Dopo gli insediamenti etruschi, celtici e romani (attestati dai dati archeologici) per parlare di un vero e proprio distretto pubblico autonomo a Mirandola bisogna attendere i secoli XI-XII, quando il territorio figura organizzato attorno alla Corte e alla Pieve di Quarantoli.

Possesso dei Canossa (ottenuto in enfiteusi dal Monastero di Nonantola) il territorio in questione nel 1115 fu affidato dalla contessa Matilde al suo vassallo Ugo, figlio di quel Manfredo considerato il capostipite del gruppo parentale dei "Figli di Manfredo" (da cui derivano i rami dei Pio, dei Pico, dei Papazzoni, dei Pedoca, dei Padella e dei Del Fante).

Agli inizi del Trecento, Mirandola si presenta già come un castello ben fortificato, da cui il nome che significa appunto "piccola postazione di vedetta". Data la sua posizione al confine tra la corte di Quarantoli e la corte di San Possidonio, diventa ben presto la residenza della famiglia signorile e il capoluogo del territorio.

Nel corso del Quattrocento si assiste ad un forte sviluppo urbanistico e monumentale dell'antico borgo, accanto al quale si registra anche l'ascesa politica della famiglia: nel 1432 Giovanni Pico ottiene dall'Imperatore Sigismondo di Lussemburgo il titolo di Conte della Concordia.

Restavano però notevoli difficoltà per quanto riguardava la successione, e fra la fine del Quattrocento e tutta la prima metà del Cinquecento, tra i rami della famiglia si ebbero contrasti e liti. Ciò portò a due celebri assedi della città (nell'inverno 1510 e 1511 da parte delle truppe di papa Giulio II e tra il luglio 1551 e il maggio 1552 ad opera delle truppe di Giulio III).

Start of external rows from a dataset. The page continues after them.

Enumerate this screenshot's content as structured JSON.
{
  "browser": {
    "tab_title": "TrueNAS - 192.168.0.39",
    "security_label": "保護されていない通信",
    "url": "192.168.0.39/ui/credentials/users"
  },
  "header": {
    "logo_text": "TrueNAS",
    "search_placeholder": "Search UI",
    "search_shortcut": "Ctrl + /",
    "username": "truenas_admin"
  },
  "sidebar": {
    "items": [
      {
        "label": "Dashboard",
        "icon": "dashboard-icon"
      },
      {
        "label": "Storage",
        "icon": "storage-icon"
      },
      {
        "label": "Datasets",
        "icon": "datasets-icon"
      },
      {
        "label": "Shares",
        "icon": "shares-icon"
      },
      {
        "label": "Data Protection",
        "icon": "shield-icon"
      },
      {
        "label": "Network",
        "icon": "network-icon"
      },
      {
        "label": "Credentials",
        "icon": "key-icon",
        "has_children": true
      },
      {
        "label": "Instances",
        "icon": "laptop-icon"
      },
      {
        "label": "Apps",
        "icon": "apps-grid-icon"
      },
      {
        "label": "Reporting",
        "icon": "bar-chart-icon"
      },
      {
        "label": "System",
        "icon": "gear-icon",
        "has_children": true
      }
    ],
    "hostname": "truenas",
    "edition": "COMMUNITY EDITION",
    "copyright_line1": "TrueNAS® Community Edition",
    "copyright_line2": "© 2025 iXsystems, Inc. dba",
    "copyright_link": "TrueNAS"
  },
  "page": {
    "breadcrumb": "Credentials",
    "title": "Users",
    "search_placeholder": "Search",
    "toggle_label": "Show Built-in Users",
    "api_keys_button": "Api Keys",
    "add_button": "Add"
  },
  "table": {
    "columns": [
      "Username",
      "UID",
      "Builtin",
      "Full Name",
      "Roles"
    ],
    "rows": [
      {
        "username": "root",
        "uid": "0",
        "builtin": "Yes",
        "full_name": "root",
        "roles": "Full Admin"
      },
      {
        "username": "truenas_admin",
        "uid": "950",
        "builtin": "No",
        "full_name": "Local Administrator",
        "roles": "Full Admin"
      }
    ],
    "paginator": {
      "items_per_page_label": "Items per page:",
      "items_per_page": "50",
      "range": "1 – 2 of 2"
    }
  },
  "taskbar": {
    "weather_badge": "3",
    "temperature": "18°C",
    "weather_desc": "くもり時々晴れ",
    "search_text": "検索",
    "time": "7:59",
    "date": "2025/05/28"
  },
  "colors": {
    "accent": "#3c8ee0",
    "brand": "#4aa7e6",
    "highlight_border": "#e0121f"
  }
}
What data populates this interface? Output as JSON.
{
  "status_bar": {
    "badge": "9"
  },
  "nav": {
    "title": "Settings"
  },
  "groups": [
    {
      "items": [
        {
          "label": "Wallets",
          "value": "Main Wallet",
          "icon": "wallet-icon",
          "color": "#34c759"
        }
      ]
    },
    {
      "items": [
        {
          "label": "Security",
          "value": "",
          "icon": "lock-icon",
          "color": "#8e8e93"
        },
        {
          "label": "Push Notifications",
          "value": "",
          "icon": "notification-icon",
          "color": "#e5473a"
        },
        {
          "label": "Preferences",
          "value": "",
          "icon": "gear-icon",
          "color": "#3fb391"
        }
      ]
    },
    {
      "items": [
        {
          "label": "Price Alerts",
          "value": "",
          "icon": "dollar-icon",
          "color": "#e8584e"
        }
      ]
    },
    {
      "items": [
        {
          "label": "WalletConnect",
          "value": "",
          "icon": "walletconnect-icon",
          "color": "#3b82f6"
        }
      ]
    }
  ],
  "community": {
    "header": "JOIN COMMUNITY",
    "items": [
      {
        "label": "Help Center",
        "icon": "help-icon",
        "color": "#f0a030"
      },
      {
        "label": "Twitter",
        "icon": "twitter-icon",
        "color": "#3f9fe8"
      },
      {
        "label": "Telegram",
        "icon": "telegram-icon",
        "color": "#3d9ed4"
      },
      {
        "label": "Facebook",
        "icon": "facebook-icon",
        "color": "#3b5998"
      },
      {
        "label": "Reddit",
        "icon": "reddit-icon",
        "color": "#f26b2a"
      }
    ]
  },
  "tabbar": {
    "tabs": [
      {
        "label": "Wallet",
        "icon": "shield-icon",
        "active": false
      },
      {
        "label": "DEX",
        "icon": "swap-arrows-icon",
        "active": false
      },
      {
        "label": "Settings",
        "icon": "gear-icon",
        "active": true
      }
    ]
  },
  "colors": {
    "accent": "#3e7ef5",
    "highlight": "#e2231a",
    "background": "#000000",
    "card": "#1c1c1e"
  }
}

Nel 1597, ritornata all'obbedienza imperiale, Mirandola riceve il titolo di città e i Pico sono nominati principi della Mirandola e Marchesi della Concordia. Nel 1617 Alessandro I riesce a ottenere il titolo di Duca, raggiungendo così il massimo livello nella gerarchia delle cariche giurisdizionali. A mettere in forse l'esistenza del Ducato, oltre alle reiterate crisi interne, contribuivano le mire degli Estensi, intenzionati ad eliminare dai loro territori ogni margine di autonomia. Il territorio mirandolese, venne ceduto al Duca di Modena Rinaldo d'Este il 15 luglio 1710. Con l'avvento degli Estensi, comincia la lunga, inarrestabile decadenza del Ducato.

Dopo l'Età napoleonica e la Restaurazione, Mirandola figura fortemente impegnata nei moti del 1820-21, del 1831 e del 1848, partecipando attivamente alla realizzazione dello Stato unitario e alle imprese di Garibaldi. Nel 1860 viene eretta a Comune della provincia di Modena con sede di sottoprefettura, anche se all'antico territorio dei Pico venivano sottratti Concordia e San Possidonio, divenuti anch'essi Comuni autonomi.

Nel corso del '900 e soprattutto del secondo dopoguerra, l'economia mirandolese si differenzia notevolmente, determinando la diffusione di importanti industrie agroalimentari e lo sviluppo capillare di quelle metalmeccaniche.  

L'economia mirandolese è basata per buona parte sul settore biomedicale, sviluppatosi a partire dagli anni sessanta del secolo scorso grazie all'iniziativa di Mario Veronesi, un farmacista che intuì le potenzialità del mercato di prodotti monouso per utilizzo medico.